Extraits de "1914-1918 ou les années d'un futur académicien", de Gabrielle ROMAINS.

 

Merci à Pierre CHAPUIS pour son travail de recherche

[...1914, le départ pour la guerre à Saint-Julien Chapteuil...]

En France, comme dans beaucoup de pays d'Europe, en ce 2 août 1914, la mobilisation générale était proclamée.

Le tocsin avait sonné à Saint-Julien Chapteuil et l'on finissait de coller sur tous les murs de la bourgade les affiches ornées de petits drapeaux croisés qui appelaient les jeunes gens à la guerre.

Revenant de l'ultime randonnée... Philippe Varmat-Turner accompagné de sa jeune femme, ramenait au pays sa Renault rouge.

Une belle époque allait finir ; un nouveau monde allait naître dans le fracas des armes !

En freinant légèrement, il descendait la rue principale (la Chaussade) pour aller s'arrêter sur la place du bas, non loin de la mairie, devant l'Hôtel du MIdi où ses beaux-parents avaient pris pension...

On apercevait la rue montante vers l'église... Le spectacle différait des jours ordinaires, et même des jours de marché où les paysans circulaient à l'aise, contents de se lancer des propos de bonne camaraderie.
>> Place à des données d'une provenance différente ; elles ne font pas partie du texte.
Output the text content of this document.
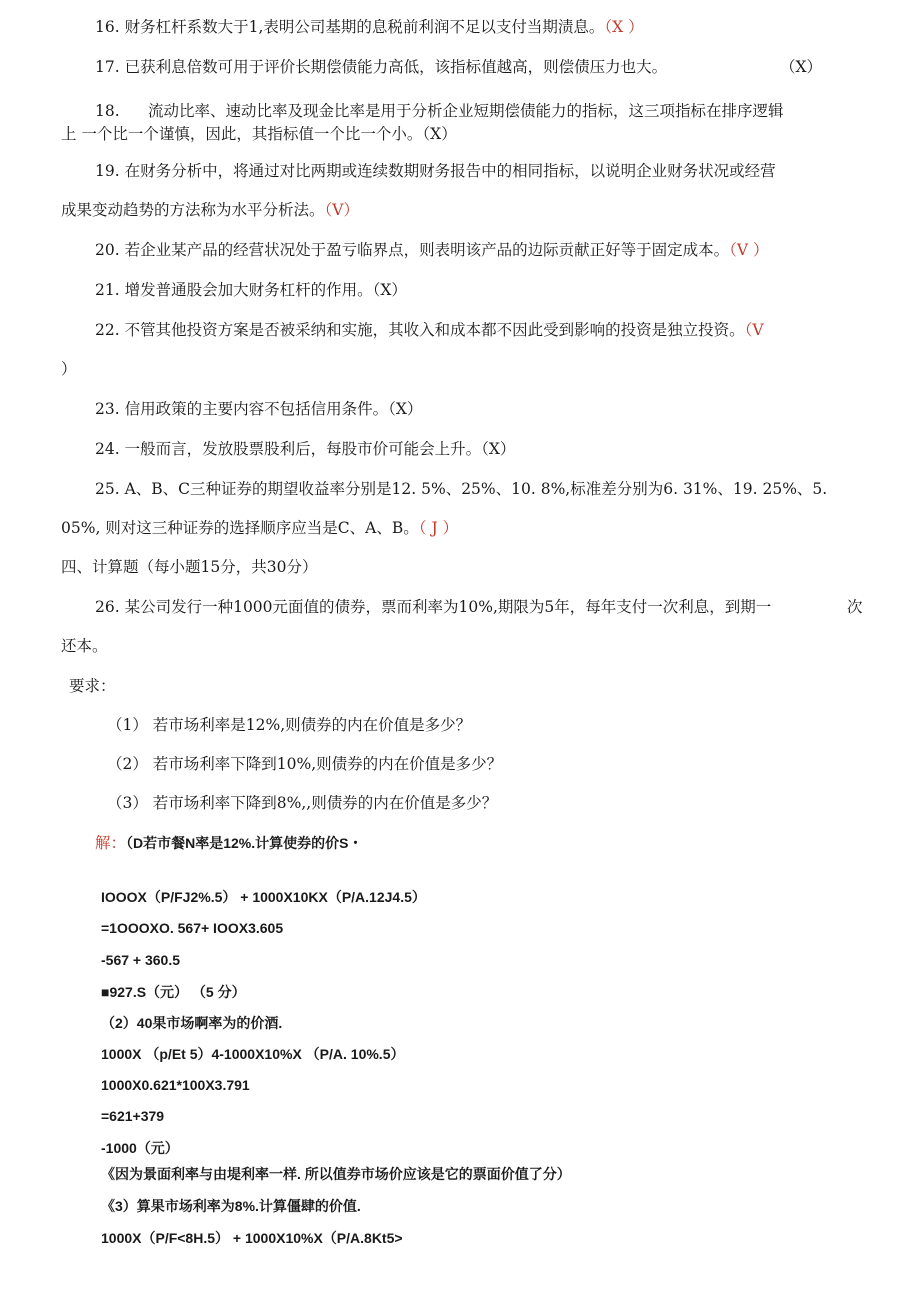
16. 财务杠杆系数大于1,表明公司基期的息税前利润不足以支付当期渍息。（X ）
17. 已获利息倍数可用于评价长期偿债能力高低，该指标值越高，则偿债压力也大。	（X）
18. 流动比率、速动比率及现金比率是用于分析企业短期偿债能力的指标，这三项指标在排序逻辑
上 一个比一个谨慎，因此，其指标值一个比一个小。（X）
19. 在财务分析中，将通过对比两期或连续数期财务报告中的相同指标，以说明企业财务状况或经营
成果变动趋势的方法称为水平分析法。（V）
20. 若企业某产品的经营状况处于盈亏临界点，则表明该产品的边际贡献正好等于固定成本。（V ）
21. 增发普通股会加大财务杠杆的作用。（X）
22. 不管其他投资方案是否被采纳和实施，其收入和成本都不因此受到影响的投资是独立投资。（V
）
23. 信用政策的主要内容不包括信用条件。（X）
24. 一般而言，发放股票股利后，每股市价可能会上升。（X）
25. A、B、C三种证券的期望收益率分别是12. 5%、25%、10. 8%,标准差分别为6. 31%、19. 25%、5.
05%, 则对这三种证券的选择顺序应当是C、A、B。（ J ）
四、计算题（每小题15分，共30分）
26. 某公司发行一种1000元面值的债券，票而利率为10%,期限为5年，每年支付一次利息，到期一	次
还本。
要求：
（1） 若市场利率是12%,则债券的内在价值是多少？
（2） 若市场利率下降到10%,则债券的内在价值是多少？
（3） 若市场利率下降到8%,,则债券的内在价值是多少？
解：（D若市餐N率是12%.计算使券的价S・
IOOOX（P/FJ2%.5） + 1000X10KX（P/A.12J4.5）
=1OOOXO. 567+ IOOX3.605
-567 + 360.5
■927.S（元） （5 分）
（2）40果市场啊率为的价酒.
1000X （p/Et 5）4-1000X10%X （P/A. 10%.5）
1000X0.621*100X3.791
=621+379
-1000（元）
《因为景面利率与由堤利率一样. 所以值券市场价应该是它的票面价值了分）
《3）算果市场利率为8%.计算僵肆的价值.
1000X（P/F<8H.5） + 1000X10%X（P/A.8Kt5>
Mais en cette triste fin d'après-midi, tout était changé. Les vieux, sans paroles, restaient bouleversés devant les placards blancs que l'on venait de poser et quelques femmes pleuraient.

Seuls, quelques jeunes gens se montraient bruyants et se bousculaient à la porte des cafés... Les uns paraissaient furieux d'avoir à partir... Les autres, plus nombreux, affichaient un enthousiasme délirant, déclarant qu'ils allaient écraser les Boches et que la guerre ne dépasserait pas trois mois ! ...

Le lendemain, sur la place de la mairie, en dehors de ceux qui étaient partis à bicyclette, nombreux étaient les gens qui stationnaient autour de la diligence à deux chevaux et de la guimbarde automobile dans laquelle s'installaient déjà les jeunes gens du village partant pour la guerre...

Dans les groupes de parents et d'amis toujours plus nombreux, à mesure que l'heure avançait, les embrassades se multipliaient et les mains se serraient...

Les chevaux, sentant le départ proche, se secouaient, faisant sonner leurs grelots.

Mis en marche par une manivelle, le car vibrait et pétaradait... Enfin le klaxon hurla et les deux véhicules s'ébranlèrent au même moment. De quelques poitrines sortirent des chants patriotiques.

Longtemps les familles purent suivre des yeux les deux voitures qui montaient, l'une derrière l'autre jusqu'au col de Saint-Julien dominant la vallée de la Loire, et, longtemps, le vent apporta, par bouffées, des chansons, des cris et des rires.

[...]

Il n'était pas loin de dix heures lorsque tous ces montagnards arrivèrent au Puy.

Sur l'avenue de la gare, montaient les recrues qui allaient prendre le train de Paris. Quelques drapeaux flottaient aux fenêtres et, sans fin, des chants patriotiques et des musiques continuaient à résonner. Les jeunes officiers, les hommes qui partaient en uniforme étaient acclamés. On leur jetait des fleurs. Le train presque uniquement composé de wagons de marchandises était sur sa voie et se remplissait.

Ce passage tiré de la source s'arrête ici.